On 6 April 2017, the much-vaunted Insolvency (England & Wales) Rules 2016 come into force. This is arguably the single biggest overhaul of insolvency procedure seen in this jurisdiction in the 30 years since the Insolvency Act 1986 and the Insolvency Rules 1986 came into being.

The rules aim to modernise, consolidate, and streamline insolvency procedure, and by doing so reduce the costs of administration of insolvent estates – both personal and corporate – in order to maximise returns to creditors.

Some of the changes are purely formal in nature, and are aimed at couching the rules in more modern, user-friendly language: in the interests of gender neutrality ‘chairman’ simply becomes ‘chair’; reliance on the Interpretation Act 1978 means that words in the singular are taken to include the plural; and to ensure consistency and clarity of language ‘must’ replaces ‘shall’ and ‘deliver’ replaces ‘send’ (although, for the avoidance of doubt ‘service’ remains a separate consideration reserved for the most formal of documents). The aim here is that the new rules should be easier to use and understand, with less ambiguity and consequently less room for misinterpretation. In pursuit of the same aim, new Common Parts will be introduced covering such rules as apply to multiple insolvency procedures, reducing repetition.

The revised Rules as a whole make an effort to embrace technological advances – electronic filing and service of documents is adopted, and a party is deemed to consent to the use email as a means of valid service in any situation where email has customarily been used between sender and recipient. There is even provision for good service of notices required to be served by an office-holder (Trustee in Bankruptcy, Administrator, Liquidator, etc) by notifying the recipient that the document is to be made available for viewing and downloading on a website, and providing details of the website address and leaving it up for viewing and downloading for a prescribed period.

However, it is anticipated that the changes likely to have the greatest practical impact will be in the new Part 15, which deals with ‘Decision Making’ across all forms of insolvency, and provides for the use of electronic voting and ‘virtual’ meetings. Actual, physical meetings of creditors, which are all too often poorly-attended, despite the significant costs which can be incurred in convening and hosting them – will only need to be held in limited circumstances. The aim here is to reduce the costs of administering the estate, but these changes may also increase the level of engagement by often disinterested creditors resigned to getting little or nothing by way of distribution.

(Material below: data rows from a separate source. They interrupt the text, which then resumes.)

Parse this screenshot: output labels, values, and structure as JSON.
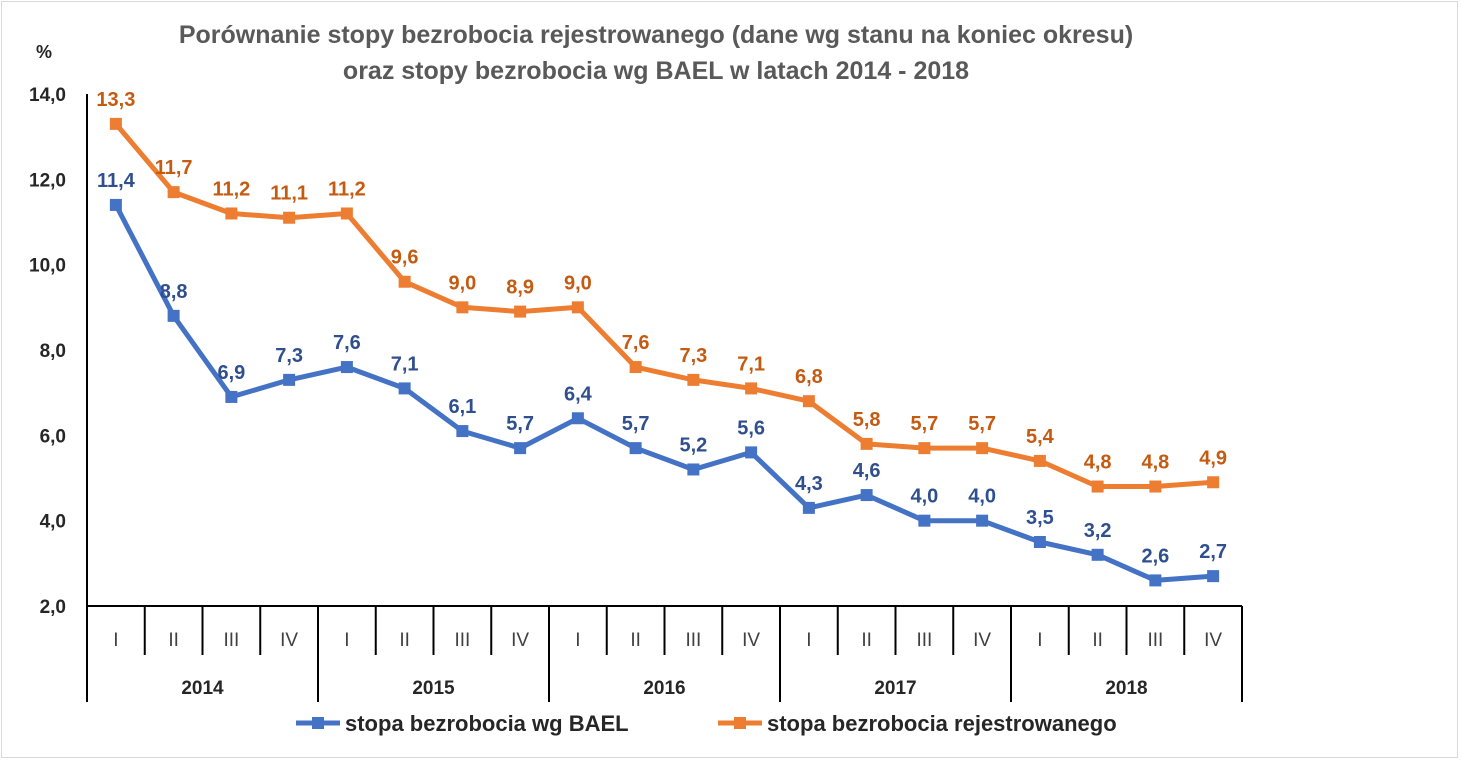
{
  "chart_data": {
    "type": "line",
    "title": "Porównanie stopy bezrobocia rejestrowanego (dane wg stanu na koniec okresu)",
    "subtitle": "oraz stopy bezrobocia wg BAEL w latach 2014 - 2018",
    "ylabel": "%",
    "ylim": [
      2.0,
      14.0
    ],
    "yticks": [
      "2,0",
      "4,0",
      "6,0",
      "8,0",
      "10,0",
      "12,0",
      "14,0"
    ],
    "years": [
      "2014",
      "2015",
      "2016",
      "2017",
      "2018"
    ],
    "quarters": [
      "I",
      "II",
      "III",
      "IV"
    ],
    "categories": [
      "2014 I",
      "2014 II",
      "2014 III",
      "2014 IV",
      "2015 I",
      "2015 II",
      "2015 III",
      "2015 IV",
      "2016 I",
      "2016 II",
      "2016 III",
      "2016 IV",
      "2017 I",
      "2017 II",
      "2017 III",
      "2017 IV",
      "2018 I",
      "2018 II",
      "2018 III",
      "2018 IV"
    ],
    "series": [
      {
        "name": "stopa bezrobocia wg BAEL",
        "color": "#4472c4",
        "values": [
          11.4,
          8.8,
          6.9,
          7.3,
          7.6,
          7.1,
          6.1,
          5.7,
          6.4,
          5.7,
          5.2,
          5.6,
          4.3,
          4.6,
          4.0,
          4.0,
          3.5,
          3.2,
          2.6,
          2.7
        ],
        "labels": [
          "11,4",
          "8,8",
          "6,9",
          "7,3",
          "7,6",
          "7,1",
          "6,1",
          "5,7",
          "6,4",
          "5,7",
          "5,2",
          "5,6",
          "4,3",
          "4,6",
          "4,0",
          "4,0",
          "3,5",
          "3,2",
          "2,6",
          "2,7"
        ]
      },
      {
        "name": "stopa bezrobocia rejestrowanego",
        "color": "#ed7d31",
        "values": [
          13.3,
          11.7,
          11.2,
          11.1,
          11.2,
          9.6,
          9.0,
          8.9,
          9.0,
          7.6,
          7.3,
          7.1,
          6.8,
          5.8,
          5.7,
          5.7,
          5.4,
          4.8,
          4.8,
          4.9
        ],
        "labels": [
          "13,3",
          "11,7",
          "11,2",
          "11,1",
          "11,2",
          "9,6",
          "9,0",
          "8,9",
          "9,0",
          "7,6",
          "7,3",
          "7,1",
          "6,8",
          "5,8",
          "5,7",
          "5,7",
          "5,4",
          "4,8",
          "4,8",
          "4,9"
        ]
      }
    ],
    "legend": "bottom",
    "grid": false
  }
}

The primary insolvency legislation is, to the writer’s knowledge, broadly unchanged, but the way in which that legislation is implemented and the procedures followed in giving the legislation effect are set to undergo significant change in a matter of a couple of weeks. Whether the transition will be a smooth one remains to be seen, but hopefully the changes to the rules will pay dividends in future, both in the literal and metaphorical sense.